Ecuador vibró reciclando ecos y recuerdos de 2019, cuando todo era nuevo, apetente. Su campeón, el campeón olímpico y héroe nacional, ascendió por las pendientes aledañas a Turín para enfundarse un rosa pensado como eterno. Flamas, trompetas, timbales y espadas en alto en honor al rey anunciado semanas ha. Las tropas de Richard dominaron los torrentes del valle de Aosta y sus cimas de terciopelo, un terreno donde se forjó la corona que agachó las rodillas de otros ciclistas de cabeza gacha ante el insurrecto que se hizo carne en el Colle di San Carlo, a pocos kilómetros de Cogne, una esquina del mapa de Italia que de nuevo conquistó para sí y para su imperio.

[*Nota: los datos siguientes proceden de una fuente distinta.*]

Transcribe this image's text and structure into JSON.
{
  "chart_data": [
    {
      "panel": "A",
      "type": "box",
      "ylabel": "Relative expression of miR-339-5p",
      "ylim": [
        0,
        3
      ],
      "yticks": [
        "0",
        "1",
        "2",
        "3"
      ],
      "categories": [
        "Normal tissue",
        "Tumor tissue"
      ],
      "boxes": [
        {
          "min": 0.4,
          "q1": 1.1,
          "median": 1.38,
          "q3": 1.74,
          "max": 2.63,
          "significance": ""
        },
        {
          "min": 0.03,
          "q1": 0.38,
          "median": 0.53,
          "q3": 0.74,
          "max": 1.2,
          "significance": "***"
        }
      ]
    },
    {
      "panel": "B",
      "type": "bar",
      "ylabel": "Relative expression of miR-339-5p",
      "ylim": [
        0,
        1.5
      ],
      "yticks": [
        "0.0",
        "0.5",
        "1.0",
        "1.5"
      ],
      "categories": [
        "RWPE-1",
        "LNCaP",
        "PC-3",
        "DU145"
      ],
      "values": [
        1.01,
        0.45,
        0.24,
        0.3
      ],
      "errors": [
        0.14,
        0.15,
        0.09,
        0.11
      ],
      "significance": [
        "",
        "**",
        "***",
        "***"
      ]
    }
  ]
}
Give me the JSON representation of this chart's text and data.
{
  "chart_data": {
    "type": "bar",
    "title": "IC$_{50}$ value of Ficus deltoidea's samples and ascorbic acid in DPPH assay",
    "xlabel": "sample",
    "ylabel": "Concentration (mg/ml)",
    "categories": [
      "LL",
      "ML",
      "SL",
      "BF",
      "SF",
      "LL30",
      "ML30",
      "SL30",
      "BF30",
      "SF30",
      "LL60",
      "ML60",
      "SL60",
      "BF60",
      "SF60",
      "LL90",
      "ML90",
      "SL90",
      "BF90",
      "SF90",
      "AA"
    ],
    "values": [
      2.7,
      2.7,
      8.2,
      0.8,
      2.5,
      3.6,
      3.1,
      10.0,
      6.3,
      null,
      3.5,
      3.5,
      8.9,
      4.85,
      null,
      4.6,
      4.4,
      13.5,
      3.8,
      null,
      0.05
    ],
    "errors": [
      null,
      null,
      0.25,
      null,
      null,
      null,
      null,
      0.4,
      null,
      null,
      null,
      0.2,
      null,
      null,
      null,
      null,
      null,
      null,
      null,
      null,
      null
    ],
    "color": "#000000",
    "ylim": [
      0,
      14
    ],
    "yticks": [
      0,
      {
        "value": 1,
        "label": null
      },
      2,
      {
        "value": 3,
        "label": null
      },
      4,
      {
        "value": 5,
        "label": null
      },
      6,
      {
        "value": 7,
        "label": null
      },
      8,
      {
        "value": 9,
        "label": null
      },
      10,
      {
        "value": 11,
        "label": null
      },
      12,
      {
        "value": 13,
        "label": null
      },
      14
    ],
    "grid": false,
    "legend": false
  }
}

En Italia nació lo que en Italia murió. Los gestos narraban más que lo que los ojos mostraban, más allá de lo evidente. Una espiral de agresividad contenida por ver cómo su ejército perdía unidades al tiempo que el enemigo parecía distraído, conformista con degustar la plata, confundido entre el verde de su maillot y el del paisaje posterior. Había otras espadas que ejercían sombra sobre su cuello, desnudo a pasos agigantados para la batalla final, ésa de la que era conocedor debería tener lugar. Sabía que no había camino: la inevitable vida o la imparable muerte.
Nombrar el Passo Fedaia es nombrar la épica, la historia, todos aquellos momentos que desde un sofá, cuneta o sillín se vivieron. Lluvias en la salida, nubes más tarde. Lo escarpado de las cumbres representaba lo difícil de la empresa. Los escultores del trofeo espiralado necesitaban saber qué nombre grabar sobre su parte superior. Hindley o Carapaz. Ejército verde o ejército negro.
Tras la tempestad llega la calma y tras la calma la tempestad. Los árboles dejaron de moverse por un instante, como en ese momento en el que las amenazas están a punto de hacerse realidad o desvanecerse. Un minuto de silencio natural a sabiendas de que sólo uno podía sobrevivir. Al menos uno debía morir. Jinetes de negro y rojo alzaban el paso en pie, desvirgados del miedo a perder. Valientes, épicos, decididos a ser quienes escriben la historia al final de una batalla. Como hacen los vencedores.
La leyenda del doblete rosa circulaba por la sangre de quienes la protagonizaban. El hermético enemigo apenas ofrecía un gesto, una pista alentadora de su intención. Aunque todos conociesen cómo iba a ser decapitado el rey, nadie imaginó que sería el rey quien intentase decapitar primero. Espada rosa al viento que sólo rozó la cabellera del australiano. En dúo, el intenso combate pronto cayó de su lado, con el rey hincando la rodilla y admitiendo el nuevo reinado del ciclista del Bora-Hansgrohe. La recta imposible había enterrado a otro campeón: Tonkov, Bugno, Zulle y ahora Carapaz.
Ecuador volvió a vibrar. El cementerio de los campeones narró su sepelio. Caer allí da honor, ofrece fe y dicta sentencia sobre quienes deben dejar paso a nueva savia. El rosa se convirtió en rojo, mayo en septiembre. Las cascadas se secaron, el terreno pasó del verde alpino al amarillo clásico en España en época estival.
En presencia del jinete neutral, ese que no quería ganar, sino presenciar el duelo. Eso simplificaría la batalla, restaría tributo al vencedor. El desangrado comenzó, sin saberlo el propio protagonista, mucho antes. Fue una estocada dura, con hoja de acero y pico forjado en la roca de los Dolomitas. Pronto el caballo de verde esperanza se marchó a unos 2,5 o 2 kilómetros de meta. El horizonte permanecía lejano, alejado del mundanal ruido que producían las voces pertenecientes a personas que estaban murmurando en la oreja su cruel destino el fracaso que iba a llegar.
Ecuador murió, cayó con su héroe. Despertó en rosa y volvió a dormir luciendo piel normal color canela. Carapaz se acostó en corona y se levantó descoronado. Un instante dirigió el hierro a la herida, ésa que tan profundo acertó a perforar. Rodilla al suelo. Richard, hasta ese instante, murió en pie. Jai venció, miró al espejo y observó la corona en espiral. “Por fin es mía”, exclamó.